Em artigo, presidente do Clube dos Oficiais saúda a todos os policiais neste Dia do Soldado, mas afirma que militares capixabas não têm o que comemorar

Em artigo publicado na edição desta sexta-feira (25/08) no jornal A Gazeta, o presidente da Associação dos Oficiais Militares Estaduais do Espírito Santo (Assomes/Clube dos Oficiais), tenente-coronel Rogério Fernandes Lima, faz uma abordagem crítica ao Dia do Soldado.

A crítica, segundo ele, se faz necessária porque os militares estaduais capixabas “não têm o que comemorar” diante da inércia do governo do Estado em insistir na falta de diálogo com a categoria que, em fevereiro deste ano, fez aquartelamento em protesto aos baixos salários.

“A sociedade sabe que as coisas não andam normais e que os policiais militares precisam de atenção, que o diálogo é necessário.
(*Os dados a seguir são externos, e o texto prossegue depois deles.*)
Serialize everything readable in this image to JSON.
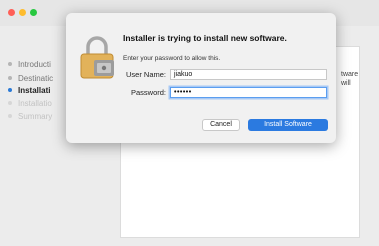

Os índices de violência e criminalidade dispararam e a sensação de insegurança aumentou. É preciso ouvir o que os policiais militares têm a dizer...Não é possível falar em reestruturação da corporação sem acatar nenhuma das propostas dos policiais militares. Não foram aceitas sequer as propostas que não geravam repercussão financeira. Isso não é reestruturação é revanche”, afirma o tenente-coronel Rogério.

Dia do soldado, nada a comemorar

Neste dia 25 de agosto, comemora-se o Dia do Soldado, data destinada a homenagear aqueles que optaram por servir e defender a sociedade, mesmo com o sacrifício da própria vida.

Em seu ofício de defender a sociedade capixaba, nossos policiais militares enfrentam várias situações, que vão das mais simples às mais complexas. Ele precisa tomar uma decisão rápida, que pode ser reprimir o infrator ou trazer à vida uma criança dentro de uma viatura. Eles não estão em salas climatizadas, tampouco podem pedir prazo para a revisão da sua decisão. Devem decidir naquele exato momento, muitas vezes sem as condições ideais para realizar a missão. Muitas vezes têm equipamentos inferiores aos dos infratores, ou sem equipamentos, pois faltam coletes, viaturas, combustível e assistência médica e psicológica.

Muitos que conheço têm se perguntado o que aconteceu para eclodir o movimento de fevereiro. As pessoas conhecem os policiais militares e sabem que a ruptura que ocorreu naquele mês foi por fatores muito graves. Sabem também que não houve vencedores e que faltou diálogo por parte de quem poderia melhorar as condições dos policiais militares.

A sociedade sabe que as coisas não andam normais e que os policiais militares precisam de atenção, que o diálogo é necessário. Os índices de violência e criminalidade dispararam e a sensação de insegurança aumentou. É preciso ouvir o que os policiais militares têm a dizer. É preciso ceder em alguns pontos, todo bom negociador sabe disso.

Não é possível falar em reestruturação da corporação sem acatar nenhuma das propostas dos policiais militares. Não foram aceitas sequer as propostas que não geravam repercussão financeira. Isso não é reestruturação é revanche.

A Associação dos Oficiais propôs, por exemplo, a mudança do critério de ingresso no Curso de Formação de Oficiais, saindo do ensino médio e passando para o bacharelado em Direito, o que diminuiria os custos com a formação e traria um profissional mais maduro e com mais tempo de banco escolar.

Propomos também a implantação do Termo Circunstanciado de Ocorrência que atende ao preconizado na Lei 9.099/1995, onde o policial militar lavra uma ocorrência circunstanciada no local para os crimes de pequeno potencial ofensivo, o que manteria a viatura por mais tempo no local de patrulhamento. Porém, nenhuma dessas propostas, que não geram gastos para o Estado, foi atendida e sequer houve resposta.

Ante à falta de diálogo e a intransigência não há o que se comemorar neste dia 25 de agosto, mas mesmo assim, feliz Dia do Soldado.